Au beau milieu de la nuit, on avait enfin permis aux époux de se retirer. Sous le poids des regards suggestifs, des félicitations, voire des remarques grivoises, le roi et sa reine avaient pris le chemin de leur chambre nuptiale. La mère de Miriild les accompagnait et n'avait pas tenté de se soustraire à son devoir. La tradition voulait que la génitrice accompagne sa fille jusqu'au seuil de la chambre tandis que l'épousé serait secondé par son père. Une manière de symboliser le passage à l'âge adulte, un rite discret, presque humble, même au plus haut de la hiérarchie royale.

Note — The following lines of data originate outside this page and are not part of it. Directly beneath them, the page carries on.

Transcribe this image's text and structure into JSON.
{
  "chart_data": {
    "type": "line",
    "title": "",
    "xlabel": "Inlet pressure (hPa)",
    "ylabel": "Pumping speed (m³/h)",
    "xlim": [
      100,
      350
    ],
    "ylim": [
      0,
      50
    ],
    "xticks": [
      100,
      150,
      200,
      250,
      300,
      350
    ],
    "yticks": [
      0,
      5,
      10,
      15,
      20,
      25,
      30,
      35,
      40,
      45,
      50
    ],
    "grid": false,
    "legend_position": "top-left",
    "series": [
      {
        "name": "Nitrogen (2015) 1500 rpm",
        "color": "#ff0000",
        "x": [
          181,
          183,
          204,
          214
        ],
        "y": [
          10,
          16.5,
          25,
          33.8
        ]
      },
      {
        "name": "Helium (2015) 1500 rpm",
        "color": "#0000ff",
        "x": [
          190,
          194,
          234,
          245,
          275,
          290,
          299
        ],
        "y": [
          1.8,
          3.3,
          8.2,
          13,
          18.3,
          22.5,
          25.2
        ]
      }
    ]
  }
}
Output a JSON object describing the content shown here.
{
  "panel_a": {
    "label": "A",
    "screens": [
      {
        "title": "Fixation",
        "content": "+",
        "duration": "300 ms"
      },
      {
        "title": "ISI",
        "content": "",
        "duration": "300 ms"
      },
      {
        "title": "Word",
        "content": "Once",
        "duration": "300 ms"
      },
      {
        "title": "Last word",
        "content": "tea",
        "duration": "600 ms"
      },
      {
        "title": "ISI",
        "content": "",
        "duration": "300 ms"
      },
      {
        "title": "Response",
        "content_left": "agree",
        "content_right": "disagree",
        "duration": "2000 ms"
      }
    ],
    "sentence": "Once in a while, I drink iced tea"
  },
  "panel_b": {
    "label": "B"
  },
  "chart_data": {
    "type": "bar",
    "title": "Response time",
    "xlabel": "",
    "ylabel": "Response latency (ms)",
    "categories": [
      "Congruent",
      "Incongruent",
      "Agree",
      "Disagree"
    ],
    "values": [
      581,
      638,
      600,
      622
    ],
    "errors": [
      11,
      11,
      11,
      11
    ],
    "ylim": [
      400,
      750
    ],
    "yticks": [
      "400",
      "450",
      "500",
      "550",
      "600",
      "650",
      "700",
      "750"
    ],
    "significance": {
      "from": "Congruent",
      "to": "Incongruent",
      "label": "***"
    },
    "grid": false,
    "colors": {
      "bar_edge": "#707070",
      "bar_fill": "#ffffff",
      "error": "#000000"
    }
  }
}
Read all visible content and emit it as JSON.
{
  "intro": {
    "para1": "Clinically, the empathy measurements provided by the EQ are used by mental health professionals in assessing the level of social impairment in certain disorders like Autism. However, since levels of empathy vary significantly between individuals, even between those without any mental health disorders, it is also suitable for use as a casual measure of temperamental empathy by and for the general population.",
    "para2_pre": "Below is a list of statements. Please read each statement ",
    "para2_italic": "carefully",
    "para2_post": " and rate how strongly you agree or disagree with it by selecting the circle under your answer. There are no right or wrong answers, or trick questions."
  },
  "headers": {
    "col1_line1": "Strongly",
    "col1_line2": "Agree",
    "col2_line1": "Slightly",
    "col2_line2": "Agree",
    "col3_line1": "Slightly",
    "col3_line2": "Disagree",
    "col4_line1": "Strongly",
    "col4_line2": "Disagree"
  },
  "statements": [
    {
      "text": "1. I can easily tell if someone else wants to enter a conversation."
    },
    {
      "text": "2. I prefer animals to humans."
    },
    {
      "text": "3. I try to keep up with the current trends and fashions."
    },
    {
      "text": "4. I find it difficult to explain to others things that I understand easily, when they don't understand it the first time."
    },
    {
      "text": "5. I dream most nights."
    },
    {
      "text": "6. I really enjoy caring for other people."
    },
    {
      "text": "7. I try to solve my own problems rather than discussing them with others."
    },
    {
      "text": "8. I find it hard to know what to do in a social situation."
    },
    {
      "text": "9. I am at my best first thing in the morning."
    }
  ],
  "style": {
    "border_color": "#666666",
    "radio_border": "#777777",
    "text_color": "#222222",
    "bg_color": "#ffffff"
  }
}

Dans un silence de mort, ils furent escortés sous bonne garde jusqu'à leurs quartiers. Lyssandre allait seul, orphelin, en lutte contre une farouche envie de déguerpir. Il croisa le regard de la reine de Déalym qui ne lui décrocha pas une parole. Miriild tenta de lui arracher un mot :

— Mère...

Elle s'écarta, comme si elle craignait un geste d'affection.

— À compter de ce soir, je ne suis plus ta mère, mais seulement une reine.

— Je ne le voulais pas plus que vous.

Une reine, ou presque une inconnue. Celle-ci tourna les talons, jugeant que la discussion ne valait pas la peine qu'elle s'y attarde. Un châle enroulé autour de ses épaules, elle pressa le pas jusqu'à disparaître au bout du couloir.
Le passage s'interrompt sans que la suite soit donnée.